On Windows VG consists of 1) the launcher, an EXE file, 2) tools, which are also EXE files, 3) a core preload DLL that is always loaded into the tool process, and for non-trivial tools a tool-specific preload DLL. Quite like on Linux in fact. But the details are very different.
The VG launcher reads the headers of the client program and determines its image base and size. It then starts the tool process in a suspended state. It makes a reservation in the tool process's address space for the client image at its specified base addess. (If the tool's image overlaps with the client's, too bad. But that is unlikely. Like on Linux, the tools are linked to have a non-standard image base address.)
After that the tool is allowed to resume, and all interesting happens in the tool process from that on.
The tool sets up its address space manager, etc. The interesting bits begin when then client program is loaded. The client exectuable is loaded with LoadLibrary(). Not that unlinke in the normal case of loading DLLs with LoadLibrary(), when loading an .exe file any dependent DLLs are not loaded. Read on.
The pointer in the TEB to the main executable base is updated to point to the client executable. Also, the command lines (ANSI and Unicode) are updated to strip out the tool name and options for the tool.
The core preload DLL is loaded, and the simulated CPU is started to execute the load_and_run_client() function in it whose job is to load the dependents of the client executable and then transfer control to it.
Loading an EXE with LoadLibrary() doesn't take care of loading its imported DLLs. (Unlike the normal case, i.e. loading a DLL with LoadLibrary().) But, import handlig code is relatively trivial, and that is also done in load_and_run_client(). Thus this is executed on the simulated CPU, and the plain LoadLibrary() calls in it eventually turn up as system calls that VG notices. VG code does not have to do any PE rebasing or calling of DLL entry points in the right order, etc, itself at all.
Win32k system calls are those numbered 0x1000..up, which are handled by the Win32 subsystem win32k.sys and not the kernel proper,
ntoskrnl.exe. (The actual kernel image file name differs depending on hardware capabilities of the machine detected when installing Windows.)
The kernel system calls are easy to enumerate as the all Nt* entries exported from ntdll.dll are simple system call wrappers.
For Win32 calls something more devious is needed, and even then we can never be sure to enumerate them all.
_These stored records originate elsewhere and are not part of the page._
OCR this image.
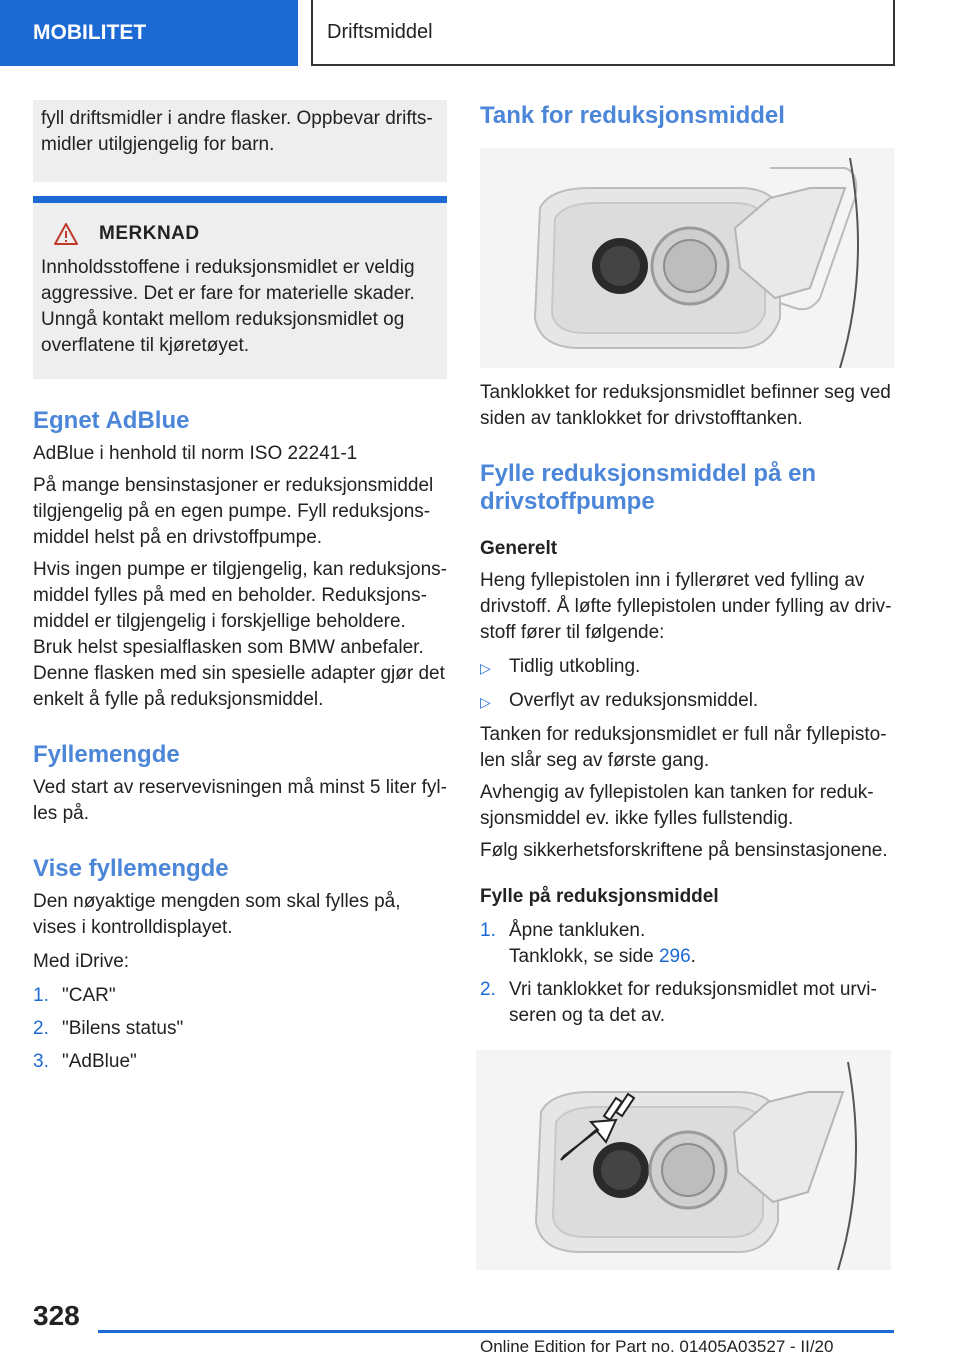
MOBILITET	Driftsmiddel

fyll driftsmidler i andre flasker. Oppbevar drifts-
midler utilgjengelig for barn.

MERKNAD

Innholdsstoffene i reduksjonsmidlet er veldig aggressive. Det er fare for materielle skader. Unngå kontakt mellom reduksjonsmidlet og overflatene til kjøretøyet.

Egnet AdBlue

AdBlue i henhold til norm ISO 22241-1

På mange bensinstasjoner er reduksjonsmiddel tilgjengelig på en egen pumpe. Fyll reduksjons-middel helst på en drivstoffpumpe.

Hvis ingen pumpe er tilgjengelig, kan reduksjons-middel fylles på med en beholder. Reduksjons-middel er tilgjengelig i forskjellige beholdere. Bruk helst spesialflasken som BMW anbefaler. Denne flasken med sin spesielle adapter gjør det enkelt å fylle på reduksjonsmiddel.

Fyllemengde

Ved start av reservevisningen må minst 5 liter fyl-les på.

Vise fyllemengde

Den nøyaktige mengden som skal fylles på, vises i kontrolldisplayet.

Med iDrive:

1. "CAR"
2. "Bilens status"
3. "AdBlue"
Tank for reduksjonsmiddel

Tanklokket for reduksjonsmidlet befinner seg ved siden av tanklokket for drivstofftanken.

Fylle reduksjonsmiddel på en drivstoffpumpe

Generelt

Heng fyllepistolen inn i fyllerøret ved fylling av drivstoff. Å løfte fyllepistolen under fylling av driv-stoff fører til følgende:

▷ Tidlig utkobling.
▷ Overflyt av reduksjonsmiddel.

Tanken for reduksjonsmidlet er full når fyllepisto-len slår seg av første gang.

Avhengig av fyllepistolen kan tanken for reduk-sjonsmiddel ev. ikke fylles fullstendig.

Følg sikkerhetsforskriftene på bensinstasjonene.

Fylle på reduksjonsmiddel

1. Åpne tankluken.
Tanklokk, se side 296.
2. Vri tanklokket for reduksjonsmidlet mot urvi-seren og ta det av.
328
Online Edition for Part no. 01405A03527 - II/20
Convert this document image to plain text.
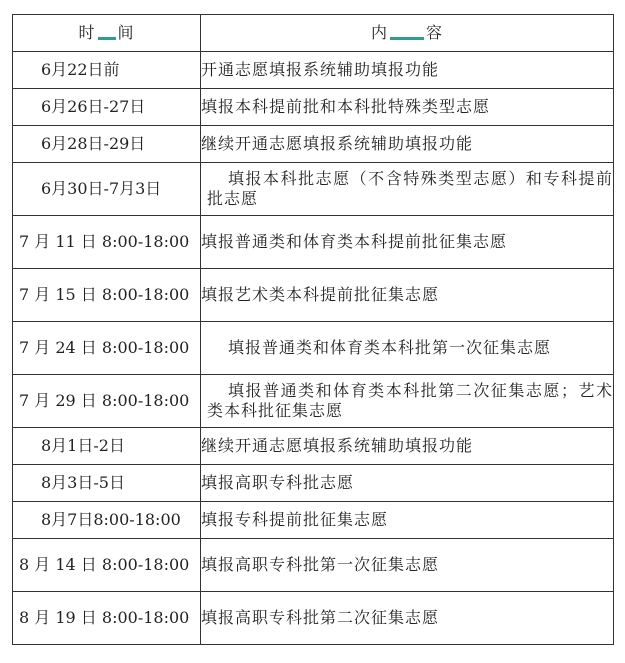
时 间	内 容
6月22日前	开通志愿填报系统辅助填报功能
6月26日-27日	填报本科提前批和本科批特殊类型志愿
6月28日-29日	继续开通志愿填报系统辅助填报功能
6月30日-7月3日	填报本科批志愿（不含特殊类型志愿）和专科提前批志愿
7 月 11 日 8:00-18:00	填报普通类和体育类本科提前批征集志愿
7 月 15 日 8:00-18:00	填报艺术类本科提前批征集志愿
7 月 24 日 8:00-18:00	填报普通类和体育类本科批第一次征集志愿
7 月 29 日 8:00-18:00	填报普通类和体育类本科批第二次征集志愿；艺术类本科批征集志愿
8月1日-2日	继续开通志愿填报系统辅助填报功能
8月3日-5日	填报高职专科批志愿
8月7日8:00-18:00	填报专科提前批征集志愿
8 月 14 日 8:00-18:00	填报高职专科批第一次征集志愿
8 月 19 日 8:00-18:00	填报高职专科批第二次征集志愿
Fortunately it should be possible by running some typical client programs to find out what Win32k system calls we need be interested in. Knock on wood...
For instance, GetDC in user32.dll is a stub that just does (WIN32 example):
0x7e4186c7 \<USER32!GetDC>: mov $0x1191,%eax
0x7e4186cc \<USER32!GetDC+5>: mov $0x7ffe0300,%edx
0x7e4186d1 \<USER32!GetDC+10>: call *(%edx)
0x7e4186d3 \<USER32!GetDC+12>: ret $0x4
Note that 0x7ffe0300 is the same memory location used by the ntdll.dll system call wrappers, that points to the KiFastSystemCall:
0x7c90e4f0 \<ntdll!KiFastSystemCall>: mov %esp,%edx
0x7c90e4f2 \<ntdll!KiFastSystemCall+2>: sysenter
So it is relatively easy to get the numbers for those win32k system calls that are simply wrapped in this manner: Just look at the instructions for the exported wrapped function, GetDC in this case. But there are many more Win32k system calls.
To properly enumerate these we need to use a different approach. Microsoft makes publicly available symbol files for
win32k.sys, for use in debugging. Using the dbghelp API it is possible to simply look up the initalized system call table in win32k.sys in the PE file, and look up the names of the pointers to the internal, but systematically named, system call handlers in it. (It's not possible to peek into the running kernel of course.)
If a symbol file for win32k.sys is not available, VG can't properly recognize Win32 system calls, and does a best effort only.
Callbacks from kernel to user code is used for lots of things like exception handling and "events" from the windowing system. Essential to handle this. Note that here is an important difference from Unix: On Windows a system call can cause a callback to user code, and that user code can perform a system call, which causes another callback, etc. When these callbacks return to kernel code, the system call continues. Etc. I.e. no concept of "interrupted" system calls that don't finish. Clearly some kind of stack of system call contexts will be needed.
To avoid linking the tools to various complex DLLs that drag in even more DLLs, the launcher process is used as a helper. The tool and launcher communicate using a simple protocol that uses a couple of events and a shared memory area.
The launcher creates two events and a shared memory area, as inheritable. The handles to the events are stored at the beginning of the shared memory. When the tool is running, the launcher is waiting for the first event to fire. When it is fired by the tool, the shared memory contains a request for the launcher. When the launcher has fulfilled the request, the result is stored in the shared memory and the second event is fired. Simple. The start address of the shared memory area is passed to the tool in the environment variable VALGRIND_IPC_SHMEM.